Après la grosse Bond d'hier dans Couscous Royal, le film du coin de l'oeil de ce soir, c'était "Les infiltrés" de Marthe Hinkor-Cèze. 2h30 de film pendant lequel, à quelques reprises, je me suis dit "Ah mais mince je l'ai déjà vu ce film..." mais étant donné la date de sortie du truc sur la toile et en dévédé, c'était pas possible, et puis bon un film avec DiCaprio et Matt Damon, non merci, désolé, j'y arrive pas, je les trouve complètement transparents ces deux-là. C'est après deux clics sur le web qu'on a compris que c'était un remake d'un film asiatique vu le 4 décembre 2005 à l'époque où l'on regardait plein de films asiatiques.

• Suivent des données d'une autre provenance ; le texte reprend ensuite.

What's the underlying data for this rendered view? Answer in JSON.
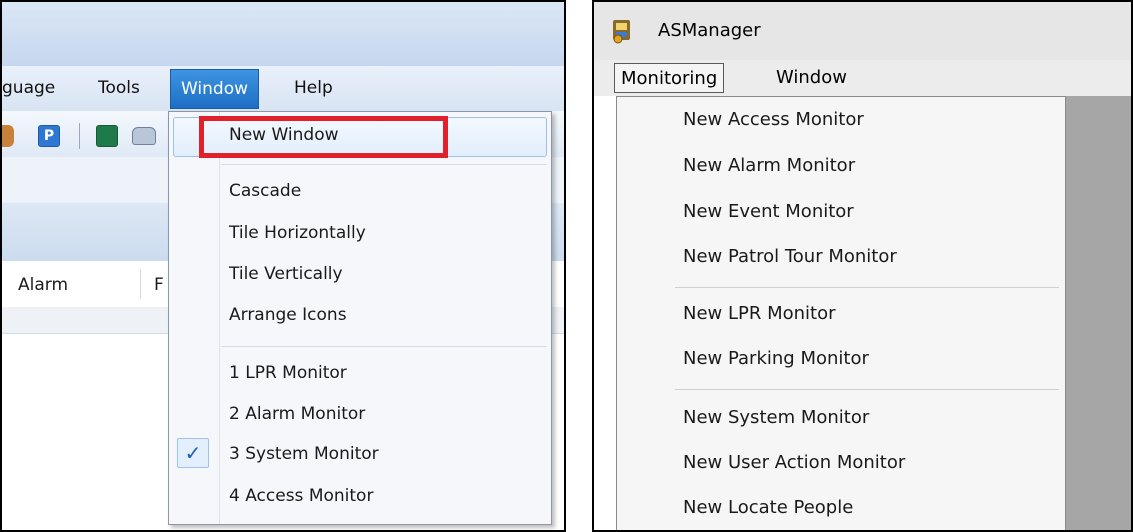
{
  "left_window": {
    "menubar": [
      "guage",
      "Tools",
      "Window",
      "Help"
    ],
    "columns": [
      "Alarm",
      "F"
    ],
    "window_menu": {
      "items": [
        "New Window",
        "Cascade",
        "Tile Horizontally",
        "Tile Vertically",
        "Arrange Icons",
        "1 LPR Monitor",
        "2 Alarm Monitor",
        "3 System Monitor",
        "4 Access Monitor"
      ],
      "checked_item": "3 System Monitor",
      "check_glyph": "✓",
      "highlight_color": "#e0202a"
    }
  },
  "right_window": {
    "title": "ASManager",
    "menubar": [
      "Monitoring",
      "Window"
    ],
    "monitoring_menu": {
      "items": [
        "New Access Monitor",
        "New Alarm Monitor",
        "New Event Monitor",
        "New Patrol Tour Monitor",
        "New LPR Monitor",
        "New Parking Monitor",
        "New System Monitor",
        "New User Action Monitor",
        "New Locate People"
      ]
    }
  }
}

Les autres coins de l'oeil, ce n'était pas pour le journal de mes vacances qui va être en ligne à la Saint GlinGlino, mais pour entamer mon nouveau vrai blog sur un sujet qui m'intéresse de plus en plus, et sur lequel j'ai envie d'en savoir beaucoup plus. Il me semble que le blog sera un bon moyen pour me pousser à faire des recherches et pour apprendre plein de choses...

Les
James Bond, j'ai jamais rien compris. Il y a toujours un méchant
qui fait croire qu'il ne l'est pas, un ou deux affreux secondaires que
j'ignore passablement et 10 minutes après j'ai oublié les
avoir vus, une ou deux radasses que j'ignore tout autant, car de toute
façon elles vont finir dans le lit de l'agent secret pour se faire
doublezérotiser, et une intrigue à la noix à laquelle
je ne fais même pas attention. Bref, je suis tellement ça
de loin que j'y capte rien. Ce soir, j'ai d'autant plus suivi ça
de loin que j'ai attaqué la rédaction de mon journal de
vacances... ça frise le travail de Titan.
Le Titan de la maison, s'est quant à lui attaqué à
la confection de portes pour les étagères du couloir...

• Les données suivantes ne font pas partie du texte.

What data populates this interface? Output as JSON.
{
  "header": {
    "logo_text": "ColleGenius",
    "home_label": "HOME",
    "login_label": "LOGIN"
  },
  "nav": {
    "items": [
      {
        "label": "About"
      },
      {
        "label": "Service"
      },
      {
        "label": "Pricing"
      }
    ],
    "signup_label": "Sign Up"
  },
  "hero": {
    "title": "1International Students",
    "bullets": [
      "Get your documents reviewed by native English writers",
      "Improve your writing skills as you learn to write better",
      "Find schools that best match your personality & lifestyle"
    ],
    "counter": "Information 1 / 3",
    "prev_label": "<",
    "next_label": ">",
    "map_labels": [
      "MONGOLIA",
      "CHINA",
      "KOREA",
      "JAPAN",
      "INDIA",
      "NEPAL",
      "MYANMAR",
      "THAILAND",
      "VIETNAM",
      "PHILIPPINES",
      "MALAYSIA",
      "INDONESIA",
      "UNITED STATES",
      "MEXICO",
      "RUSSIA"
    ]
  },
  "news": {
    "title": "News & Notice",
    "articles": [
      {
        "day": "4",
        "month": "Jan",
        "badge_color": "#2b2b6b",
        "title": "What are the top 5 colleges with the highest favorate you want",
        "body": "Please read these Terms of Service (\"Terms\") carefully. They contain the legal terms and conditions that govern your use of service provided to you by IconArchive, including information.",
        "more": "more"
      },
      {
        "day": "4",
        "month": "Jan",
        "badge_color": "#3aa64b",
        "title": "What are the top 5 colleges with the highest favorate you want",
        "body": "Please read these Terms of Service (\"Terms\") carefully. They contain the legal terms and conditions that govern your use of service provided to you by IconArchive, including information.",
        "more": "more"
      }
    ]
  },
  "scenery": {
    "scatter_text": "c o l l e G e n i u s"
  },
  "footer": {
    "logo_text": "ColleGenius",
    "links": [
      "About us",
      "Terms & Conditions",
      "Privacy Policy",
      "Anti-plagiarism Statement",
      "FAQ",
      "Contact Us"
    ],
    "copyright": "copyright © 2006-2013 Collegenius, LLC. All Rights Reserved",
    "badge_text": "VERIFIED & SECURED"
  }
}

Il faut dire qu'il était fort dépourvu de ne point pouvoir
poser de carrelage. Ben ouais... Titan : égo miné.
Bon ben pour la cuisine en vérité ça attendra, parce qu'il faut commander les carreaux. Bon ben... c'est tout...
Miracle ! Ma carte d'appareil photo a daigné fonctionner à nouveau et me rendre mes photos (sauf 2). Je l'avais fait tomber hier, ça l'aurait donc suffisamment secouée ? Toujours est-il que lors d'un détour par Dartoche pour voir les plaques de cuisson, j'ai acheté une remplaçante à cette mutilée. Mais avant, on était aussi passé par le Béhachvé et liroimerlin, pour voir le carrelage et les éviers, car les projets de réfection de la cuisine prennent forme. Le plus dur, c'est qu'on est obligés de se baser sur l'existant, donc on se creuse encore un peu la tête sur les meilleurs choix à faire, qui ne dépendent pas uniquement de nos goûts. Bientôt ici, des photos de plâtre et de peinture...
Ca y est, nous aussi on est drogués à Heroes... Est-ce que quelqu'un a le remède ?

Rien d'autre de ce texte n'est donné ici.